The 2022 IBM Research annual letter for the Quantum Industry

Quantum Ibm 2022

Since IBM Research has been pushing the limits of computing for almost 80 years, it is impossible to discuss the past, present, and future of computing without mentioning the accomplishments of its community. With the hybrid cloud techniques, IBM believes quantum computers will be smoothly integrated with traditional processors and networks. This article will bring you back to the breakthroughs unveiled by the experts of IBM Quantum Research.

IBM Quantum has been on a quest to secure the quantum world by bringing usable quantum computing. The company first announced its roadmap for quantum computing in 2020, and it updated it in May 2022 to define the vision of quantum-centric supercomputing.

Started and ended the year strong for IBM Quantum Research

During the first quarter of this year, IBM modified the quantum chip packaging in its Eagle processor to more efficiently bring signals to and from the superconducting qubits using thru-substrate vias and multi-level microwave wire technology to enhance scale. With the release of its 433-qubit processor Osprey in November 2022, they added inbuilt filtering to minimize noise and improve stability, as well as three times the scale.

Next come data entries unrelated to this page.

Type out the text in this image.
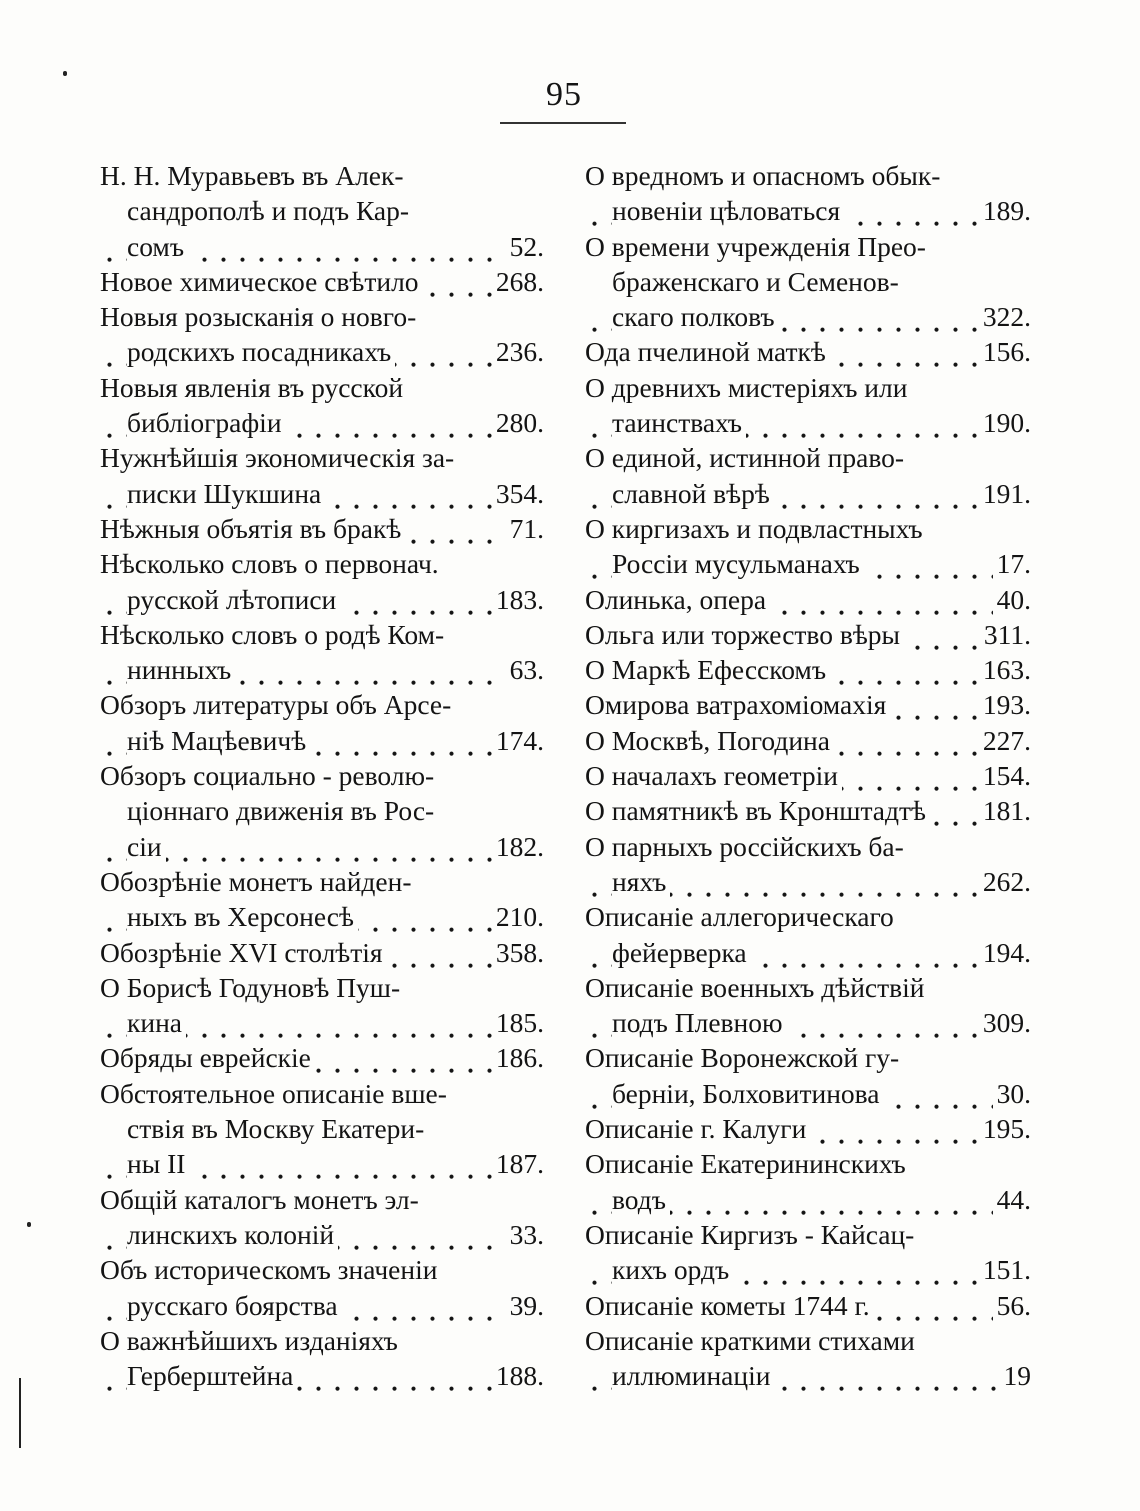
95
Н. Н. Муравьевъ въ Алек-
сандрополѣ и подъ Кар-
сомъ	52.
Новое химическое свѣтило	268.
Новыя розысканія о новго-
родскихъ посадникахъ	236.
Новыя явленія въ русской
библіографіи	280.
Нужнѣйшія экономическія за-
писки Шукшина	354.
Нѣжныя объятія въ бракѣ	71.
Нѣсколько словъ о первонач.
русской лѣтописи	183.
Нѣсколько словъ о родѣ Ком-
нинныхъ	63.
Обзоръ литературы объ Арсе-
ніѣ Мацѣевичѣ	174.
Обзоръ социально - револю-
ціоннаго движенія въ Рос-
сіи	182.
Обозрѣніе монетъ найден-
ныхъ въ Херсонесѣ	210.
Обозрѣніе XVI столѣтія	358.
О Борисѣ Годуновѣ Пуш-
кина	185.
Обряды еврейскіе	186.
Обстоятельное описаніе вше-
ствія въ Москву Екатери-
ны II	187.
Общій каталогъ монетъ эл-
линскихъ колоній	33.
Объ историческомъ значеніи
русскаго боярства	39.
О важнѣйшихъ изданіяхъ
Герберштейна	188.
О вредномъ и опасномъ обык-
новеніи цѣловаться	189.
О времени учрежденія Прео-
браженскаго и Семенов-
скаго полковъ	322.
Ода пчелиной маткѣ	156.
О древнихъ мистеріяхъ или
таинствахъ	190.
О единой, истинной право-
славной вѣрѣ	191.
О киргизахъ и подвластныхъ
Россіи мусульманахъ	17.
Олинька, опера	40.
Ольга или торжество вѣры	311.
О Маркѣ Ефесскомъ	163.
Омирова ватрахоміомахія	193.
О Москвѣ, Погодина	227.
О началахъ геометріи	154.
О памятникѣ въ Кронштадтѣ 181.
О парныхъ россійскихъ ба-
няхъ	262.
Описаніе аллегорическаго
фейерверка	194.
Описаніе военныхъ дѣйствій
подъ Плевною	309.
Описаніе Воронежской гу-
берніи, Болховитинова	30.
Описаніе г. Калуги	195.
Описаніе Екатерининскихъ
водъ	44.
Описаніе Киргизъ - Кайсац-
кихъ ордъ	151.
Описаніе кометы 1744 г.	56.
Описаніе краткими стихами
иллюминаціи	19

Additionally, IBM increased its Quantum Volume from 128 to 512 in 2022 using quicker, higher fidelity gates during the year’s second quarter. The technological discoveries in 2022 are laying the groundwork for a near-term quantum edge. By 2024, the company targets to have the capability of estimating noise-free observables of circuits operated on 100 qubits with a depth of 100 within a day.

In addition, IBM launched an alpha version of quantum serverless last November 2022. Software architecture and tools seamlessly combine and handle quantum and classical computations while abstracting away complications, allowing developers to focus solely on code rather than infrastructure.

Not only that, but IBM has also recently released the alpha version of its circuit knitting toolkit. Which entails complex orchestration that divides huge quantum circuits into smaller ones, distributes the subparts for concurrent execution on available hardware, and reconstructs the quantum findings using classical post-processing. Complete quantum serverless and circuit knitting releases are scheduled for 2023 and 2025, respectively.

Furthermore, to expand the Input/Output (I/O) devices, IBM introduced cryogenic flex to replace typical coaxial cabling, giving space and cost savings. They are exploring modular cryostat solutions through strategic partnerships with vendors. Simultaneously, they have reduced the size and cost of control circuits over three generations, now regulating 400 qubits with a single rack, an 80-fold improvement over six years ago when a rack could only control five qubits.

What the year 2023 unfolds

This year, according to IBM, they will introduce its newest IBM Quantum System Two. With features of many modularity designs at the I/O, control electronics, and quantum processor levels. It will include integrated classical computing resources for parallel classical communication between processors, allowing hitherto unattainable tasks.

The short- and mid-term future of quantum computing will be defined by technological advances in theory, software, and hardware, a modular architecture that allows for parallelization, and quantum serverless integration, orchestrating and controlling quantum and classical processes.